Monday, March 01, 2010

If you have a problem, if no one else can help, and if you can find them...

Normally I would take this opportunity to say how sick and tired I am of sequels, remakes and adaptations. Then I would lament our culture of nostalgia and whine about how art is dead and there is nothing new or original in Hollywood. Instead, I must confess myself a hypocrite because I must see this movie (click for trailer). I don't have a choice. I was raised in the 80s and have no strength to resist the power of the A-Team.


Tim Lewis said...

Does this mean you wish they would make a MacGyver movie?

Jake Shore said...

They already have.

James Wood said...

I want for this to be good. I want it bad. The A-Team was like crack to me as a kid.

Rolland said...

Big Sissy.

Anonymous said...

For some reason I really don't like the voice over at the beginning by Movie Trailer Voice Over Guy. I like the original one better. It wasn't as whispery and obscene-phone-call-ish as this one. On a side note, the Movie Voice Over Guy is getting out of control with the obscene-phone-call-ishness. "In a world where I'm not wearing any pants right now..."

I'm afraid this will suck as bad as the movie version of Transformers, even if there's no Shia LeBouf. Face it now, Jake. It will make it easier when it happens. Hollywood hates our youth. They will do anything to destroy it.

I think Qui-Gon Jin will do okay as Hannibal, but I'm not sure if it will be a good or a bad thing if the movie starts out with him in some silly disguise that is about as effective as making OK symbols with your fingers and putting them over your eyes and pretending they're glasses.

I don't know if Wikus from District 9 will be able to pull off Murdock.

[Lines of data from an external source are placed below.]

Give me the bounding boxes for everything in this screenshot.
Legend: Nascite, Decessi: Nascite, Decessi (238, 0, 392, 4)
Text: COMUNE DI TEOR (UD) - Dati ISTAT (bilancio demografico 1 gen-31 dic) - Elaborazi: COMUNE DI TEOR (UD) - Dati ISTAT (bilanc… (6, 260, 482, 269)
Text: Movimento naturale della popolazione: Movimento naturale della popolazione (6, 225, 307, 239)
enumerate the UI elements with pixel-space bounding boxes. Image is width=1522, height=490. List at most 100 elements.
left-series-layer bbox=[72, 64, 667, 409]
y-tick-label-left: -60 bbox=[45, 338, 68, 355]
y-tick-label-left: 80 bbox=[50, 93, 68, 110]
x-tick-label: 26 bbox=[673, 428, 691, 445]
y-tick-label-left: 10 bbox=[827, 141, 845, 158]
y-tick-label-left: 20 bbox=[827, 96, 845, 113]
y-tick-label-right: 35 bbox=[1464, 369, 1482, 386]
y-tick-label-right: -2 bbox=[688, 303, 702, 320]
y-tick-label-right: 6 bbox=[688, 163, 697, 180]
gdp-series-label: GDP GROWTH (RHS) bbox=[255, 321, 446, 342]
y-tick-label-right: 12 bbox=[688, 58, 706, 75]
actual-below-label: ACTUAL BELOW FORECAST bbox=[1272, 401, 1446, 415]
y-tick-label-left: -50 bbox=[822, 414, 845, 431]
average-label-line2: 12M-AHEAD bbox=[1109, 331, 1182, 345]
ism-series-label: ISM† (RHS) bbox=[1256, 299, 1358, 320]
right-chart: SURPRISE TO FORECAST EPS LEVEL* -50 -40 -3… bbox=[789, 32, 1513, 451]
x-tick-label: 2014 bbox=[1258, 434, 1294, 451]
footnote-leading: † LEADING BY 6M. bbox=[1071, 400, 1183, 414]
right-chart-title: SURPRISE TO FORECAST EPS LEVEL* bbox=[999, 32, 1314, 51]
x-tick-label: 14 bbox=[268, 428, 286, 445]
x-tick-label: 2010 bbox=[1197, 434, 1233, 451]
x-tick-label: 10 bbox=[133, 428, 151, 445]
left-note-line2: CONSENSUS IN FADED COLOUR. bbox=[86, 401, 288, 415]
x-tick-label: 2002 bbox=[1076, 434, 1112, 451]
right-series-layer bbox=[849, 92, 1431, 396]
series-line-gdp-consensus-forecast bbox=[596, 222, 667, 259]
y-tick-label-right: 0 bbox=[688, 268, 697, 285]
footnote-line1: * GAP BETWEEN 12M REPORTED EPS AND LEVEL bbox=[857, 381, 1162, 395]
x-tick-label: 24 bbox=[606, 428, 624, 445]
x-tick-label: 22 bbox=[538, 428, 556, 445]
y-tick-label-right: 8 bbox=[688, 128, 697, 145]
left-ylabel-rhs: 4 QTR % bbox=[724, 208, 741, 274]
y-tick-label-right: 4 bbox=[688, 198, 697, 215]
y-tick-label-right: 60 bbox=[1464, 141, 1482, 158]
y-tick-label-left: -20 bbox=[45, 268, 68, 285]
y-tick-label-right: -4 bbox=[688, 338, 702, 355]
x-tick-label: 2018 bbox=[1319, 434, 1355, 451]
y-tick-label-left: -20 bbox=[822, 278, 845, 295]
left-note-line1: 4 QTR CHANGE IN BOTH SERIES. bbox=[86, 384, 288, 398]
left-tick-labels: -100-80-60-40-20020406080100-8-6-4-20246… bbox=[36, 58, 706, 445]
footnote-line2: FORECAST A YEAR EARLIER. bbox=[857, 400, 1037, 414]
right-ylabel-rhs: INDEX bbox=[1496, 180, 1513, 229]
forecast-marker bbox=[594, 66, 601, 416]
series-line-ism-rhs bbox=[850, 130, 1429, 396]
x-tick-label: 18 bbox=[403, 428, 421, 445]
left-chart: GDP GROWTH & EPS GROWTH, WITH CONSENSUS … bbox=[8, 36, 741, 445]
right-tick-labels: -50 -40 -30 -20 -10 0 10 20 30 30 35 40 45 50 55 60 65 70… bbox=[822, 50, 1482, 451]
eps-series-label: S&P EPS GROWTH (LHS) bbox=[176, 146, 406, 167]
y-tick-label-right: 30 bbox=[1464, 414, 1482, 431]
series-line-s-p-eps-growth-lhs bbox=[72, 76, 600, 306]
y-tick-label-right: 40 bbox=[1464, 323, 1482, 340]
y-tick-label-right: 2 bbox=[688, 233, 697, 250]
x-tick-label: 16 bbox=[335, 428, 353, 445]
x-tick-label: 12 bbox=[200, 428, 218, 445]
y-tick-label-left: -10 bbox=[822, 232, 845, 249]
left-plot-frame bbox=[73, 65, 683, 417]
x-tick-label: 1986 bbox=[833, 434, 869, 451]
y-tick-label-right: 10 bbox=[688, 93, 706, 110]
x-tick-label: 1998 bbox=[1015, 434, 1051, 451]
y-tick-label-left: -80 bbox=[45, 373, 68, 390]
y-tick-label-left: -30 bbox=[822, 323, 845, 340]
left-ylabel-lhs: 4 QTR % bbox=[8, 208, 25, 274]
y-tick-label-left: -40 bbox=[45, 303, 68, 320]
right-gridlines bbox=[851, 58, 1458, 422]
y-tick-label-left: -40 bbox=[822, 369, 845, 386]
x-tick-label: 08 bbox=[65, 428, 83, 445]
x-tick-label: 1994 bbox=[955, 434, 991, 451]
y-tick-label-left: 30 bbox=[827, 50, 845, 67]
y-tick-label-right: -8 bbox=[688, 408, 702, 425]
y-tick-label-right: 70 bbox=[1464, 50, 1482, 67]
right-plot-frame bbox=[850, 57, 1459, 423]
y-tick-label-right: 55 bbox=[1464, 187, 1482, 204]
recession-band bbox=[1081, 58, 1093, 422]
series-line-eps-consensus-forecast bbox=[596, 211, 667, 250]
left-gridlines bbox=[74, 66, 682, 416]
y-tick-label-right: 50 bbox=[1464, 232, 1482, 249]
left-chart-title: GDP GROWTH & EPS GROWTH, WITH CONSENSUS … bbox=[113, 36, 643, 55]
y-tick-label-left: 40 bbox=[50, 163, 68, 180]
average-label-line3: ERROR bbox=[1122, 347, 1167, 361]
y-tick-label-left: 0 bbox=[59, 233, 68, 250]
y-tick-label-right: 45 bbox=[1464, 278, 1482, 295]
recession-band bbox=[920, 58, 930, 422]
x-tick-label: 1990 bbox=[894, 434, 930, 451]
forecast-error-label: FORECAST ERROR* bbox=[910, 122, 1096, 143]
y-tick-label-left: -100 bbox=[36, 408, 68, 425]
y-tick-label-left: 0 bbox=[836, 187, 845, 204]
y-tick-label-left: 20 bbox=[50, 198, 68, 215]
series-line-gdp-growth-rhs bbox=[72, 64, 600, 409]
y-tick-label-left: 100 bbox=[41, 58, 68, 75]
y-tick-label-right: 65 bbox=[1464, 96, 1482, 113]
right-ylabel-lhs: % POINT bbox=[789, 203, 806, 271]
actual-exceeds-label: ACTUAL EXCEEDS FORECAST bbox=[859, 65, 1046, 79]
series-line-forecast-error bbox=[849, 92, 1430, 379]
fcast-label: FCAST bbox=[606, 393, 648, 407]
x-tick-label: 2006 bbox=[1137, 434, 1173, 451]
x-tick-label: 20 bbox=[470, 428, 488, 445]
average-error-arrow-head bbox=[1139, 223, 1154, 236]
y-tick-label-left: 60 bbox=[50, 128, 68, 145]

I'm just not getting a "Howling Mad" vibe from him. Maybe in the opening part from every other episode where they have to break him out of a looney bin they can set Zach Gallifanakis free instead and he can be Murdock. Sure he's fat, but the comic relief guy should be actually funny.

Rampage as B.A. Baracus? I'm not buying it. Part of the problem is that Qui-Gon is like 6-1/2 feet tall so they really need a big guy to play B. A or he's gonna look tiny. They better have a couple of scenes where he has to be subdued to get on a plane. And they better do it by slipping him a mickey in his milk. Or hypnotizing him so when they say a certain word he goes to sleep, only it turns out that during a firefight someone says something that sounds like that word and he goes to sleep when the team needs him the most. I also want him to say, "I aint gettin on no pwane, Hannibo!"

And what's his face from Hangover and Sandra Bullock movies that don't make any money as Face? Meh. Whatever, nobody really liked Face that much. At my house he was kind of a placekeeper between the characters that no one liked on the team like Amy or that douche with no sleeves on his denim vest who replaced her, and the cool guys on the team like Murdock, B. A. and Hannibal. I still have trouble remembering that the character's name is Face and not Starbuck.

Here's my list of things I better darn well see in this movie or I'll complain about it:

1.) Ruger Mini-14s with Falcon folding stocks that shoot full auto. And they better be loaded with special ammo that for some reason can blow up a Jeep, but can't hurt a human.

2.) The team being held prisoner somewhere and they build a crazy contraption in the amount of time it takes to play the theme song to surprise the bad guys when they come and check on them. Ohhhhh snap!

3.) B. A. tossing someone with the shot filmed from B.A.'s feet. Preferrably the badguy gets tossed through a window.

4.) Lots and lots of one-punch knock-outs.

5.) The real Mr. T making a cameo as like Rampage's barber or something.

6.) The plan coming together.

7.) No stupid scenes where Face is taking drones out of the sky with a .50 from the hatch of a tank falling from the sky.

8.) A damn good explanation as to how the A-Team got a tank.

9.) Shots of the fake van interior with all the actors leaning to one side as the van supposedly goes around a corner really, really fast.

10.) An apology for it sucking.

And also, sorry ladies. Looks like neither Amy nor equality made the cut.